Generally biological synthesis of nanoparticles has a large number of biomedical applications because it is safe and eco-friendly in nature. Beta vulgaris (Beetroot) is a fruit, rich in vitamins, minerals, and nutrients. This study demonstrated the phytochemical analysis, synthesis of selenium nanoparticles and the antimicrobial activity of aqueous fruit extract of B. vulgaris. Phytochemical studies were carried out using standard procedures. Biosynthesized SeNPs by B. vulgaris fruit extract were confirmed by visual detection, UV–Visible spectrophotometer and characterized by Scanning Electron Microscopy, Transmission Electron Microscopy, Energy dispersive spectroscopy, Fourier Transform Infra-red spectroscopy and X-ray diffractor was used to confirm the formation, nature, morphology, size and shape of the nanoparticles.
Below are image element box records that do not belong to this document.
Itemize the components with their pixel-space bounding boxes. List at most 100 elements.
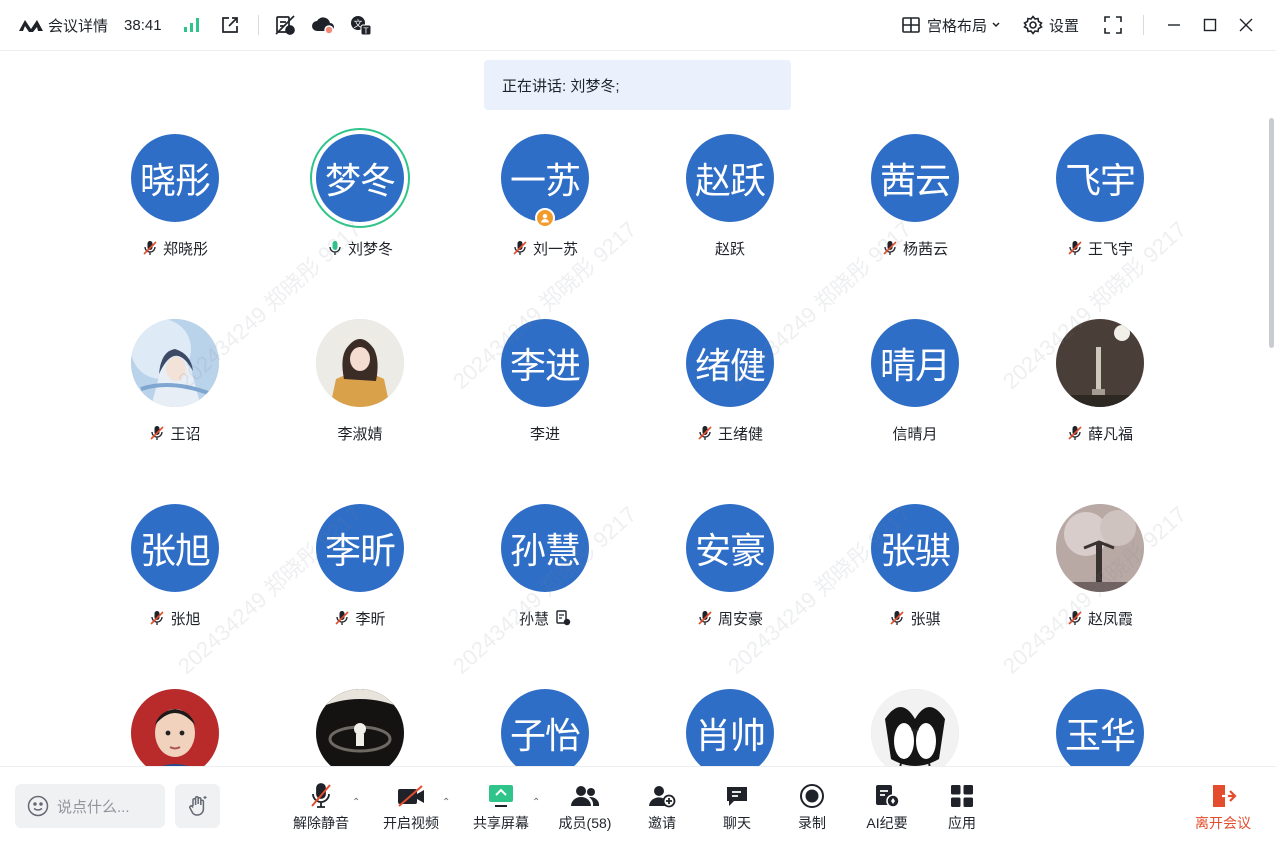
close-icon[interactable] xyxy=(1234,13,1258,37)
participant-avatar[interactable]: 茜云 xyxy=(871,134,959,222)
popout-icon[interactable] xyxy=(218,13,242,37)
apps-button[interactable]: 应用 xyxy=(946,781,978,835)
participant-avatar[interactable] xyxy=(1056,319,1144,407)
mic-muted-icon xyxy=(698,611,712,625)
participant-avatar[interactable]: 安豪 xyxy=(686,504,774,592)
share-screen-label: 共享屏幕 xyxy=(473,815,529,831)
translate-icon[interactable]: 文T xyxy=(349,13,373,37)
minimize-icon[interactable] xyxy=(1162,13,1186,37)
mic-muted-icon xyxy=(143,241,157,255)
ai-notes-icon xyxy=(876,785,900,808)
participant-tile[interactable]: 安豪 周安豪 xyxy=(645,488,815,658)
participant-avatar[interactable]: 梦冬 xyxy=(316,134,404,222)
participant-name-line: 李淑婧 xyxy=(275,423,445,443)
unmute-button[interactable]: 解除静音 xyxy=(290,781,352,835)
participant-tile[interactable] xyxy=(830,673,1000,766)
grid-layout-button[interactable]: 宫格布局 xyxy=(901,15,1001,36)
participant-name: 赵跃 xyxy=(714,240,745,258)
participant-name: 王绪健 xyxy=(717,425,763,443)
audio-options-caret[interactable]: ⌃ xyxy=(352,797,360,808)
mic-muted-icon xyxy=(1068,426,1082,440)
maximize-icon[interactable] xyxy=(1198,13,1222,37)
participant-tile[interactable]: 孙慧 孙慧 xyxy=(460,488,630,658)
quick-chat-input[interactable]: 说点什么... xyxy=(15,784,165,828)
participant-tile[interactable]: 薛凡福 xyxy=(1015,303,1185,473)
mic-muted-icon xyxy=(890,611,905,625)
participant-tile[interactable]: 晴月 信晴月 xyxy=(830,303,1000,473)
participant-tile[interactable]: 绪健王绪健 xyxy=(645,303,815,473)
participant-avatar[interactable]: 晴月 xyxy=(871,319,959,407)
participant-avatar[interactable]: 赵跃 xyxy=(686,134,774,222)
mic-muted-icon xyxy=(150,426,165,440)
video-options-caret[interactable]: ⌃ xyxy=(442,797,450,808)
participant-tile[interactable]: 一苏 刘一苏 xyxy=(460,118,630,288)
participant-name-line: 刘一苏 xyxy=(460,238,630,258)
participant-name-line: 郑晓彤 xyxy=(90,238,260,258)
participant-avatar[interactable] xyxy=(316,319,404,407)
participant-tile[interactable]: 赵凤霞 xyxy=(1015,488,1185,658)
participant-name-line: 赵跃 xyxy=(645,238,815,258)
members-button[interactable]: 成员(58) xyxy=(557,781,613,835)
invite-button[interactable]: 邀请 xyxy=(644,781,680,835)
participant-tile[interactable]: 张骐 张骐 xyxy=(830,488,1000,658)
participant-tile[interactable]: 王诏 xyxy=(90,303,260,473)
share-screen-button[interactable]: 共享屏幕 xyxy=(471,781,531,835)
participant-avatar[interactable]: 张骐 xyxy=(871,504,959,592)
participant-tile[interactable]: 飞宇 王飞宇 xyxy=(1015,118,1185,288)
participant-avatar[interactable]: 晓彤 xyxy=(131,134,219,222)
notes-icon xyxy=(556,610,571,626)
participant-tile[interactable]: 晓彤 郑晓彤 xyxy=(90,118,260,288)
participant-avatar[interactable] xyxy=(131,689,219,766)
participant-avatar[interactable]: 绪健 xyxy=(686,319,774,407)
mic-active-icon xyxy=(329,241,341,255)
start-video-button[interactable]: 开启视频 xyxy=(381,781,441,835)
participant-avatar[interactable]: 玉华 xyxy=(1056,689,1144,766)
participant-avatar[interactable] xyxy=(131,319,219,407)
record-icon xyxy=(800,784,824,808)
cloud-record-icon[interactable] xyxy=(311,13,335,37)
title-bar: 会议详情 38:41 文T 宫格布局 设置 xyxy=(0,0,1276,51)
participant-tile[interactable]: 子怡 xyxy=(460,673,630,766)
participant-tile[interactable]: 梦冬 刘梦冬 xyxy=(275,118,445,288)
meeting-details-link[interactable]: 会议详情 xyxy=(48,15,108,36)
grid-layout-icon xyxy=(902,17,920,33)
participant-name: 王诏 xyxy=(170,425,201,443)
participant-avatar[interactable] xyxy=(871,689,959,766)
signal-icon[interactable] xyxy=(180,13,204,37)
ai-notes-label: AI纪要 xyxy=(866,815,908,831)
participant-avatar[interactable]: 孙慧 xyxy=(501,504,589,592)
invite-user-icon xyxy=(649,786,676,808)
participant-tile[interactable]: 张旭 张旭 xyxy=(90,488,260,658)
participant-avatar[interactable]: 李昕 xyxy=(316,504,404,592)
participant-tile[interactable] xyxy=(275,673,445,766)
participant-avatar[interactable]: 飞宇 xyxy=(1056,134,1144,222)
grid-scrollbar[interactable] xyxy=(1269,118,1274,348)
settings-button[interactable]: 设置 xyxy=(1023,15,1079,36)
notes-off-icon[interactable] xyxy=(273,13,297,37)
participant-tile[interactable]: 赵跃 赵跃 xyxy=(645,118,815,288)
participant-name-line: 王绪健 xyxy=(645,423,815,443)
participant-avatar[interactable]: 肖帅 xyxy=(686,689,774,766)
participant-tile[interactable]: 李昕 李昕 xyxy=(275,488,445,658)
participant-tile[interactable]: 肖帅 xyxy=(645,673,815,766)
record-button[interactable]: 录制 xyxy=(796,781,828,835)
raise-hand-button[interactable] xyxy=(175,784,220,828)
fullscreen-icon[interactable] xyxy=(1101,13,1125,37)
emoji-icon[interactable] xyxy=(27,795,49,817)
ai-notes-button[interactable]: AI纪要 xyxy=(865,781,909,835)
participant-tile[interactable]: 玉华 xyxy=(1015,673,1185,766)
unmute-label: 解除静音 xyxy=(293,815,349,831)
participant-tile[interactable]: 茜云 杨茜云 xyxy=(830,118,1000,288)
chat-button[interactable]: 聊天 xyxy=(721,781,753,835)
participant-tile[interactable]: 李进 李进 xyxy=(460,303,630,473)
participant-avatar[interactable] xyxy=(316,689,404,766)
participant-tile[interactable]: 李淑婧 xyxy=(275,303,445,473)
share-options-caret[interactable]: ⌃ xyxy=(532,797,540,808)
participant-tile[interactable] xyxy=(90,673,260,766)
leave-meeting-button[interactable]: 离开会议 xyxy=(1193,781,1253,835)
participant-avatar[interactable] xyxy=(1056,504,1144,592)
participant-avatar[interactable]: 子怡 xyxy=(501,689,589,766)
participant-avatar[interactable]: 张旭 xyxy=(131,504,219,592)
participant-avatar[interactable]: 李进 xyxy=(501,319,589,407)
mic-muted-icon xyxy=(150,611,165,625)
Agar well diffusion method was used for the antimicrobial activity. Phytochemical
analyses of B. vulgaris fruit extract revealed the presence of saponins, tannins, flavonoids, terpenoids, alkaloids, and phenol which act as both reducing and potential stabilizing agents in the synthesis of SeNPs. UV-visible spectrophotometer revealed the surface plasmon resonance peak at 350 nm within a broad band range of 300 – 400 nm. The SeNPs are crystallographic, spherical and having size range from 20–100 nm. Esters, amino acids, hydroxyl, aldehyde, and carboxylic acid were present and responsible for the synthesis of SeNPs. The biosynthesized SeNPs
showed activity against the test pathogens and the zone of inhibition ranged between 9 - 25 mm. In conclusion, B. vulgaris fruit extract can be used for the synthesis of SeNPs with potent antimicrobial activity on fungal and bacteria.